Misturando com estes meus pensamentos de morte, tinha um vizinho de 59 anos, médico, que era viciado em anestésicos. Várias vezes abri a porta da casa dele para desligar o gás, desligar o fogão, e ele caído no chão. Estava muito preocupada com ele, mas também com o facto de que eu podia morrer por causa de alguém que não foi amparado e provocou um acidente grave. Isto deu-me a ideia de unir estas duas viúvas num acidente que deixasse uma delas tão ressentida, que não conseguisse aceitar plenamente a chegada da outra na sua vida. Até porque ela tem essa impressão de que, se ela gostar tanto quanto da outra vida, de uma vida que só veio por causa do acidente, tem culpa. Então, simboliza a resistência que às vezes temos nos vínculos quotidianos, que se vão rasgando, porque não entendemos que aquilo já é uma família – a amiga que nos está a ajudar a criar um filho é uma entidade familiar, se quisermos. Nunca sei traçar de onde veio a ideia, mas em algum momento estes dois mundos juntaram-se e surgiu esta premissa.

Se qualquer instantezinho daquele sábado tivesse sido diferente, a vida da Ana seria completamente diferente; ela seguiria os projetos iniciais dela. Ela fica presa nos detalhes daquele sábado, por isso o título transparece exatamente isso, essa mastigação de cada detalhe que não aconteceu como ela tinha planeado

Referiu em várias entrevistas que se sentiu apavorada por saber que enlutados leram esta obra. Porquê? Por não ter essa vivência?

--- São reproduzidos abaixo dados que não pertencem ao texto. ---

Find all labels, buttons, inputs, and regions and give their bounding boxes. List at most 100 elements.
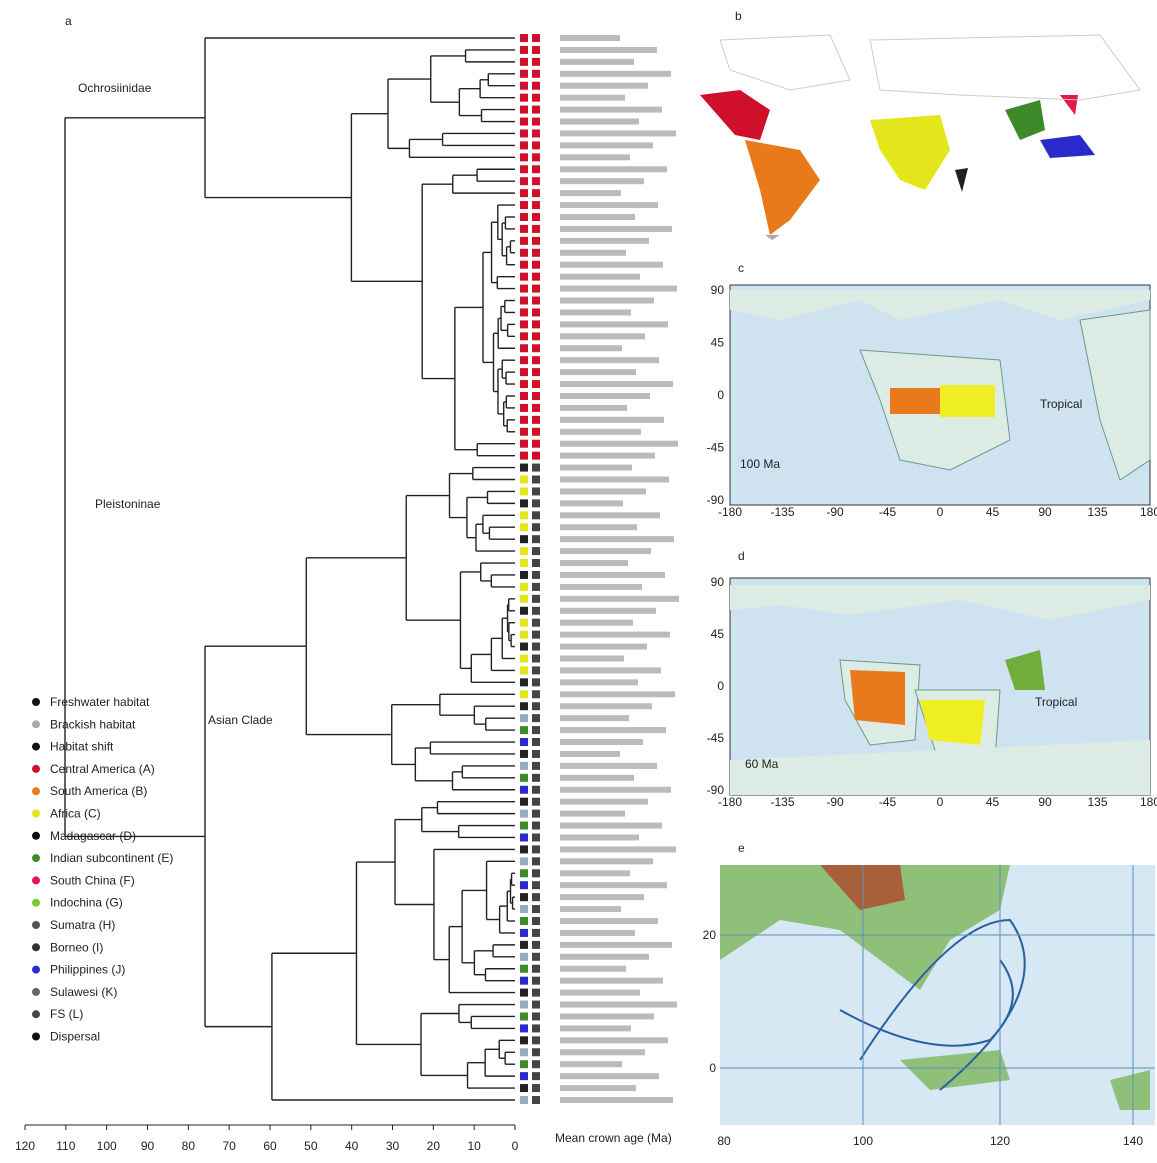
legend-marker: [32, 943, 40, 951]
x-tick-label: 135: [1087, 505, 1107, 519]
tip-state: [532, 666, 540, 674]
x-tick-label: -180: [718, 505, 742, 519]
x-tick-label: 0: [937, 505, 944, 519]
tip-state: [520, 440, 528, 448]
x-tick-label: 90: [141, 1139, 155, 1153]
tip-label: [560, 178, 644, 184]
tip-label: [560, 978, 663, 984]
clade-label: Ochrosiinidae: [78, 81, 152, 95]
x-tick-label: 0: [512, 1139, 519, 1153]
clade-label: Asian Clade: [208, 713, 273, 727]
legend-marker: [32, 854, 40, 862]
tip-state: [520, 320, 528, 328]
tip-state: [520, 690, 528, 698]
tip-state: [532, 344, 540, 352]
tip-state: [532, 702, 540, 710]
x-tick-label: 135: [1087, 795, 1107, 809]
tip-state: [520, 428, 528, 436]
tip-label: [560, 823, 662, 829]
tip-state: [532, 1001, 540, 1009]
tip-state: [520, 845, 528, 853]
x-tick-label: 70: [222, 1139, 236, 1153]
tip-state: [532, 261, 540, 269]
tip-state: [532, 249, 540, 257]
tip-label: [560, 1037, 668, 1043]
tip-state: [520, 285, 528, 293]
tip-label: [560, 488, 646, 494]
tip-label: [560, 429, 641, 435]
tip-state: [520, 511, 528, 519]
tip-state: [532, 332, 540, 340]
tip-state: [520, 487, 528, 495]
tip-state: [532, 499, 540, 507]
tip-state: [532, 595, 540, 603]
tip-state: [520, 678, 528, 686]
tip-state: [532, 464, 540, 472]
tip-state: [520, 273, 528, 281]
x-tick-label: 180: [1140, 795, 1157, 809]
panel-label: a: [65, 14, 72, 28]
legend-label: Madagascar (D): [50, 829, 136, 843]
legend-label: Philippines (J): [50, 963, 125, 977]
x-tick-label: 120: [990, 1134, 1010, 1148]
tip-label: [560, 811, 625, 817]
tip-state: [520, 535, 528, 543]
tip-label: [560, 190, 621, 196]
tip-state: [520, 881, 528, 889]
tip-state: [532, 547, 540, 555]
y-tick-label: -45: [707, 441, 725, 455]
tip-state: [520, 1072, 528, 1080]
tip-state: [520, 165, 528, 173]
tip-state: [532, 1036, 540, 1044]
tip-state: [520, 702, 528, 710]
tip-label: [560, 83, 648, 89]
x-tick-label: 120: [15, 1139, 35, 1153]
tip-label: [560, 321, 668, 327]
tip-label: [560, 715, 629, 721]
tip-state: [520, 1060, 528, 1068]
legend-label: Central America (A): [50, 762, 155, 776]
tip-label: [560, 930, 635, 936]
tip-state: [520, 750, 528, 758]
tip-state: [520, 452, 528, 460]
x-tick-label: 90: [1038, 505, 1052, 519]
tip-label: [560, 620, 633, 626]
tip-label: [560, 250, 626, 256]
tip-label: [560, 107, 662, 113]
tip-state: [532, 726, 540, 734]
tip-state: [520, 595, 528, 603]
tip-label: [560, 1002, 677, 1008]
tip-state: [520, 249, 528, 257]
y-tick-label: 90: [711, 283, 725, 297]
tip-label: [560, 679, 638, 685]
tip-state: [520, 129, 528, 137]
axis-title: Mean crown age (Ma): [555, 1131, 672, 1145]
tip-state: [532, 34, 540, 42]
tip-state: [532, 881, 540, 889]
tip-state: [520, 857, 528, 865]
legend-marker: [32, 966, 40, 974]
x-tick-label: 60: [263, 1139, 277, 1153]
tip-label: [560, 333, 645, 339]
tip-label: [560, 870, 630, 876]
tip-state: [532, 511, 540, 519]
x-tick-label: 45: [986, 795, 1000, 809]
tip-state: [520, 786, 528, 794]
tip-state: [520, 1012, 528, 1020]
tip-label: [560, 500, 623, 506]
tip-state: [532, 619, 540, 627]
phylogeny: [65, 34, 679, 1104]
tip-state: [520, 297, 528, 305]
tip-label: [560, 1013, 654, 1019]
legend-label: Indochina (G): [50, 896, 123, 910]
legend-label: Habitat shift: [50, 740, 114, 754]
tip-state: [520, 392, 528, 400]
legend-label: Borneo (I): [50, 940, 103, 954]
tip-label: [560, 691, 675, 697]
legend-marker: [32, 876, 40, 884]
x-tick-label: 80: [717, 1134, 731, 1148]
tip-state: [532, 129, 540, 137]
tip-state: [532, 165, 540, 173]
tip-state: [532, 213, 540, 221]
tip-state: [532, 297, 540, 305]
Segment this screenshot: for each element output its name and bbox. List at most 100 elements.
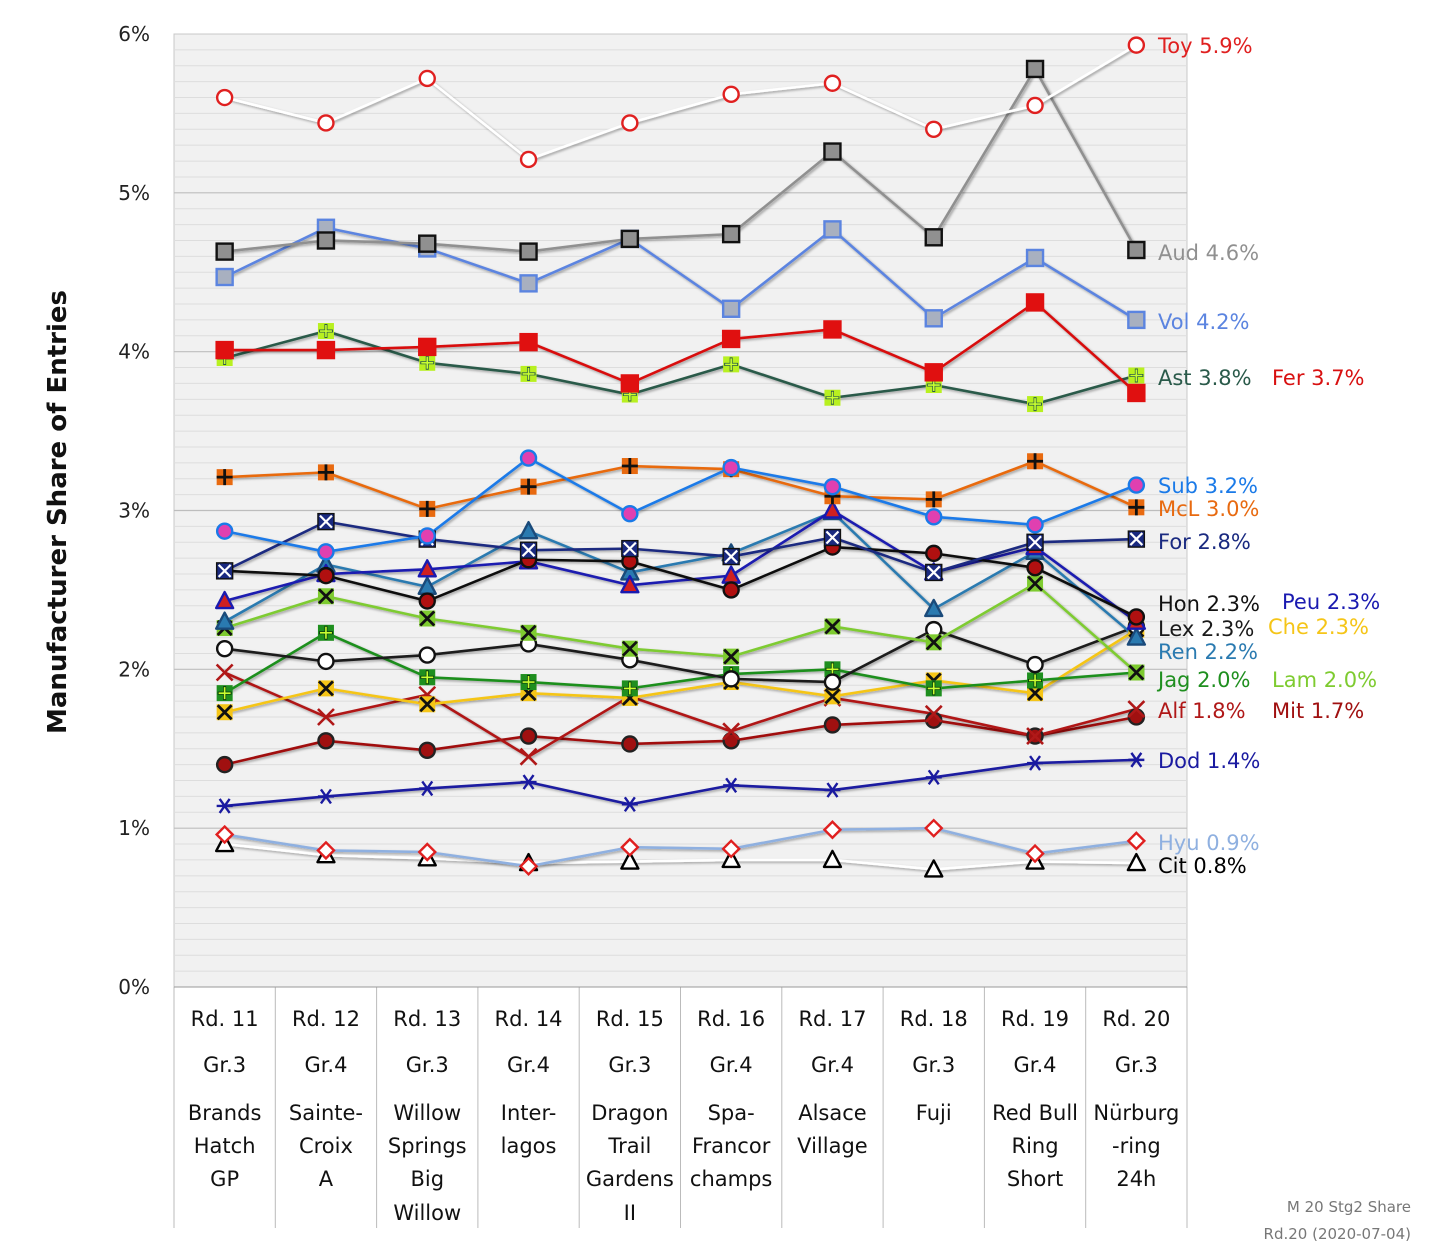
data-point-alf <box>215 663 234 682</box>
data-point-fer <box>924 363 943 382</box>
data-point-fer <box>823 320 842 339</box>
data-point-aud <box>418 234 437 253</box>
y-tick-label: 3% <box>118 499 150 523</box>
data-point-for <box>1127 530 1146 548</box>
data-point-hon <box>1026 558 1044 577</box>
data-point-che <box>1027 685 1044 702</box>
data-point-lam <box>1027 575 1044 592</box>
x-tick-label: Gr.4 <box>1014 1053 1057 1077</box>
x-tick-label: Inter- <box>501 1101 557 1125</box>
x-tick-label: A <box>319 1167 334 1191</box>
data-point-cit <box>1126 852 1147 872</box>
data-point-peu <box>620 574 640 594</box>
data-point-toy <box>621 114 639 132</box>
x-tick-label: Dragon <box>591 1101 668 1125</box>
data-point-dod <box>1128 752 1145 768</box>
data-point-hon <box>925 544 943 563</box>
data-point-peu <box>417 559 437 578</box>
data-point-ast <box>419 354 436 371</box>
x-tick-label: Gr.4 <box>507 1053 550 1077</box>
y-tick-label: 4% <box>118 340 150 364</box>
data-point-che <box>824 688 841 705</box>
x-tick-label: Gr.4 <box>811 1053 854 1077</box>
series-line-mit <box>224 715 1137 766</box>
data-point-for <box>925 563 943 582</box>
data-point-dod <box>621 796 638 813</box>
data-point-sub <box>215 522 234 540</box>
x-tick-label: Nürburg <box>1093 1101 1179 1125</box>
y-tick-label: 2% <box>118 657 150 681</box>
data-point-aud <box>620 229 640 249</box>
x-tick-label: Rd. 16 <box>697 1007 765 1031</box>
end-label-lam: Lam 2.0% <box>1272 668 1377 692</box>
data-point-lam <box>419 610 436 627</box>
x-tick-label: Rd. 14 <box>495 1007 563 1031</box>
data-point-alf <box>924 704 943 723</box>
x-tick-label: Hatch <box>194 1134 256 1158</box>
data-point-lam <box>621 640 638 657</box>
y-tick-label: 0% <box>118 975 150 999</box>
x-tick-label: Willow <box>393 1101 461 1125</box>
data-point-jag <box>419 669 436 686</box>
x-tick-label: Rd. 18 <box>900 1007 968 1031</box>
data-point-cit <box>721 849 741 869</box>
data-point-toy <box>317 114 335 132</box>
data-point-mcl <box>419 500 436 517</box>
series-line-alf <box>224 671 1137 758</box>
data-point-mit <box>823 716 842 734</box>
series-line-toy <box>224 44 1138 161</box>
data-point-alf <box>519 747 538 766</box>
end-label-hyu: Hyu 0.9% <box>1158 831 1260 855</box>
data-point-hyu <box>822 820 843 840</box>
end-label-toy: Toy 5.9% <box>1157 34 1253 58</box>
data-point-mit <box>215 755 234 774</box>
end-label-aud: Aud 4.6% <box>1158 241 1259 265</box>
data-point-for <box>317 512 335 531</box>
y-tick-label: 6% <box>118 22 150 46</box>
data-point-toy <box>722 85 740 104</box>
data-point-ast <box>1027 396 1044 413</box>
x-tick-label: Gr.3 <box>406 1053 449 1077</box>
data-point-sub <box>823 477 842 496</box>
end-label-mcl: McL 3.0% <box>1158 497 1259 521</box>
data-point-lam <box>520 624 537 641</box>
x-tick-label: Sainte- <box>289 1101 363 1125</box>
series-line-fer <box>224 301 1138 394</box>
data-point-ast <box>520 365 537 382</box>
y-tick-label: 5% <box>118 181 150 205</box>
footnote-line-1: M 20 Stg2 Share <box>1287 1198 1411 1216</box>
data-point-aud <box>823 142 842 161</box>
data-point-che <box>317 680 334 697</box>
data-point-sub <box>1127 476 1146 494</box>
data-point-aud <box>721 224 741 244</box>
series-lines <box>223 44 1138 871</box>
data-point-mcl <box>317 464 334 481</box>
x-tick-label: Gr.3 <box>203 1053 246 1077</box>
x-tick-label: Alsace <box>798 1101 866 1125</box>
footnote-line-2: Rd.20 (2020-07-04) <box>1264 1225 1411 1243</box>
x-tick-label: Gr.4 <box>710 1053 753 1077</box>
data-point-fer <box>620 374 640 393</box>
data-point-fer <box>721 329 741 349</box>
data-point-hon <box>722 581 740 599</box>
data-point-lam <box>925 634 942 651</box>
data-point-fer <box>215 340 234 360</box>
data-point-peu <box>822 500 843 519</box>
data-point-che <box>216 704 233 721</box>
data-point-vol <box>519 274 538 293</box>
x-tick-label: Gr.3 <box>912 1053 955 1077</box>
end-label-lex: Lex 2.3% <box>1158 617 1254 641</box>
data-point-mcl <box>216 469 233 486</box>
end-label-cit: Cit 0.8% <box>1158 854 1247 878</box>
x-tick-label: Big <box>410 1167 444 1191</box>
data-point-hyu <box>620 837 640 857</box>
series-line-for <box>224 520 1137 574</box>
series-line-lam <box>224 582 1138 674</box>
data-point-mcl <box>1128 499 1145 516</box>
data-point-ren <box>1126 627 1147 646</box>
y-tick-label: 1% <box>118 816 150 840</box>
data-point-jag <box>317 624 334 641</box>
series-line-dod <box>224 758 1137 808</box>
x-tick-label: Fuji <box>916 1101 952 1125</box>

Sim, não sei. Tinha a ilusão de que, se estamos muito abalados com a morte de alguém, não procuraríamos reviver todos os detalhes numa outra história. Descobri que é o contrário; as pessoas acharam muito bom, inclusivamente em lutos recentíssimos, passarem por esta leitura, porque organizaram as sensações, colocaram em caixinhas os sentimentos tumultuados, identificaram-se com algumas coisas e foram sentindo o seu próprio luto, talvez escrevendo dentro da própria cabeça. Acabou por ser terapêutico, ainda que não tivesse a menor intenção disso. Se tivesse intenção, talvez não acontecesse.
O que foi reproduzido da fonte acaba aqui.